Todas
las estrellas estaban rojas. Pretendían llamar la atención sobre los hados de
la noche, pero ellos, cegados durante el día por la crueldad del sol, no podían
ver nada (ni podrían) hasta bien entrada la medianoche.
Merlín
se paseaba entre los juncos acuáticos, observando sus bosques de lámparas de
aceite. Mejor que no cayesen sobre el agua del río, mejor que ninguno
contaminase el agua pura derramando sus esencias de olivo y almendra. Por eso
Merlín caminaba con mucho cuidado, esquivando las lamparitas sobre su cabeza, y
acariciando la verde vegetación con sus pies descalzos.
Y allí
en el cielo, por fin, las estrellas dejaron de relucir rojas para
tranquilizarse en azul, dejando paso a la Luna amoratada y carmesí, como un sol
apagado, que aún así calentó las lámparas del bosque. Y con un chasquido se
prendió una, y otra, y otra. Todas las lámparas iluminaron tenuemente la noche
con sus llamitas juguetonas, despertando de su letargo tras el intenso día.
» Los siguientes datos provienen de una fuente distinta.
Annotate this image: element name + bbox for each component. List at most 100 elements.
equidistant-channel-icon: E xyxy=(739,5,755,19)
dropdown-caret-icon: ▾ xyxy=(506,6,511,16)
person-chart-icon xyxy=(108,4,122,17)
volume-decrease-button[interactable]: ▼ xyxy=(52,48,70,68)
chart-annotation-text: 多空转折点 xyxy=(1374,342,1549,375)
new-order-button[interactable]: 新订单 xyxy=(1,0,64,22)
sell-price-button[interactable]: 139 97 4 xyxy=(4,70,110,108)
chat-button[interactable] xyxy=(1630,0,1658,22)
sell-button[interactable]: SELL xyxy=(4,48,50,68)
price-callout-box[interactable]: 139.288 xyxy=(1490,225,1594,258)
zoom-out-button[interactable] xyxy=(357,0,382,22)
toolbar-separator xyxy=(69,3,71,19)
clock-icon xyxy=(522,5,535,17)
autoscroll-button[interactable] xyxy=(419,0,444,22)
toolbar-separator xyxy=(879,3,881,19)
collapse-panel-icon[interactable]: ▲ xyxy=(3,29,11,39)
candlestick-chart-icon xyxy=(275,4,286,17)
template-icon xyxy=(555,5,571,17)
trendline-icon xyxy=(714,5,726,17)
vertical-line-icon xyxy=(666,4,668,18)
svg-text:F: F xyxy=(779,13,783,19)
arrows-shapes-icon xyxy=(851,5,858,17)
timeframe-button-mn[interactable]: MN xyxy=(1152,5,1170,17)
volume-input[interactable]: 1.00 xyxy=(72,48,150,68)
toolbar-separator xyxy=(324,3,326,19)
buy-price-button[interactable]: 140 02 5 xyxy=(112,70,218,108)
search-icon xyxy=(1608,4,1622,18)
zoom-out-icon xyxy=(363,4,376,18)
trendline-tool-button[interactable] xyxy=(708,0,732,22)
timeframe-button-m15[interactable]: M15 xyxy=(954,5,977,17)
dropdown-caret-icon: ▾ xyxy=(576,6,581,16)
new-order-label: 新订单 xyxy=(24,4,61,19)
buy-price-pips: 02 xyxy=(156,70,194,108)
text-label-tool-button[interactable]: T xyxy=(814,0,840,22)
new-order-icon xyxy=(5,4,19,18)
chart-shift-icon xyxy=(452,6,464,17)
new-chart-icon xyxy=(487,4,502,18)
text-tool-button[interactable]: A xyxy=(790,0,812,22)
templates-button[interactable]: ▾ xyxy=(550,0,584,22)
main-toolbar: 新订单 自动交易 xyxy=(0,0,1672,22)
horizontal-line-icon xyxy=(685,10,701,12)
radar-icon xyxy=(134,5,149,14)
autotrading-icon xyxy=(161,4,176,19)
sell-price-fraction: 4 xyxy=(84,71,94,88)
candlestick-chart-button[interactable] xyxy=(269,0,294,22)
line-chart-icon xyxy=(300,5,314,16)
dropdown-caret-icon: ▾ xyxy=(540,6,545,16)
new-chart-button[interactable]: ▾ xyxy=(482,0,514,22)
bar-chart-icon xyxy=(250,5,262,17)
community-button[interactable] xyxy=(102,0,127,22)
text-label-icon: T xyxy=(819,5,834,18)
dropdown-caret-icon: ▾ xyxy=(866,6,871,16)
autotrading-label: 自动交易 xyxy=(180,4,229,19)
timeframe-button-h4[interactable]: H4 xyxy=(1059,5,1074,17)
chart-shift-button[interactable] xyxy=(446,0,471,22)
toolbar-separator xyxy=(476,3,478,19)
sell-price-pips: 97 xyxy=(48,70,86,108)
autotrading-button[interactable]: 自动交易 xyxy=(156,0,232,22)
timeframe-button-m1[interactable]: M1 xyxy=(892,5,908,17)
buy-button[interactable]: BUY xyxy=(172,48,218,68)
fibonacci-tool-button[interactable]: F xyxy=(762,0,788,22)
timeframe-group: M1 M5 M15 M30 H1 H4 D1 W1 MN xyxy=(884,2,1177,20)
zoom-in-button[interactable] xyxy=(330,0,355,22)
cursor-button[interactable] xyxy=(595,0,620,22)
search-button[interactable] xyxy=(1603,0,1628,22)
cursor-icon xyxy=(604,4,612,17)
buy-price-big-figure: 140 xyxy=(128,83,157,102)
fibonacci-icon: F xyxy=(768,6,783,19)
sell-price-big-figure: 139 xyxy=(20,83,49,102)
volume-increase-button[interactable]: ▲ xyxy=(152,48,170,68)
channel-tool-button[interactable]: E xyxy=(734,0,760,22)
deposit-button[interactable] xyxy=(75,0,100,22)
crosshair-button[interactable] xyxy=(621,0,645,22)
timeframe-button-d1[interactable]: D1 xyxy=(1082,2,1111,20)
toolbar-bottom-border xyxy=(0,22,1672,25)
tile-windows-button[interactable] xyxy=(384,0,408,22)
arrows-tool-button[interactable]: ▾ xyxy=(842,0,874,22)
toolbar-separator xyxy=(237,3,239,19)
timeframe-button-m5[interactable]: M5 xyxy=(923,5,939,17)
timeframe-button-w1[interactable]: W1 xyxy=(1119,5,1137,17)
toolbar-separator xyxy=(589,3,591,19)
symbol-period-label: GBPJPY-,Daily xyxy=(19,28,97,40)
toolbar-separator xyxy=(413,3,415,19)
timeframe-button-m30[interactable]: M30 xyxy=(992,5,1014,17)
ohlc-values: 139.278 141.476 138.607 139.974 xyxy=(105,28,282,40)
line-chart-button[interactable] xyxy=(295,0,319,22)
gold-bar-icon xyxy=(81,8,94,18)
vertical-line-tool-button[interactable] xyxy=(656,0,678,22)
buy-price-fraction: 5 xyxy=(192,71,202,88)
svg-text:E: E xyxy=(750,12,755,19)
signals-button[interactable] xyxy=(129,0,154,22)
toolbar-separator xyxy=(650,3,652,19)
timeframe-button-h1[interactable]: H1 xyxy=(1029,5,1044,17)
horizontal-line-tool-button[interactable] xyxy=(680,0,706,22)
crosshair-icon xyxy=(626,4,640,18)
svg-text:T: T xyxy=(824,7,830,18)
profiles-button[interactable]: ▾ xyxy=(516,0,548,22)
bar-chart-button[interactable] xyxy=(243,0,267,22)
Entonces los juncos se estiraron y las estrellas suspiraron de alivio, relajándose.
Los hados alzaron sus ojos lastimados y la tenue luz restauró sus quemadas
pupilas: ya podía comenzar la noche. Así que Merlín dejó escapar un sonoro
bostezo, y todos los juncos le dijeron adiós mientras se internaba en su casa
de loza, donde se tumbó en su cama y se durmió.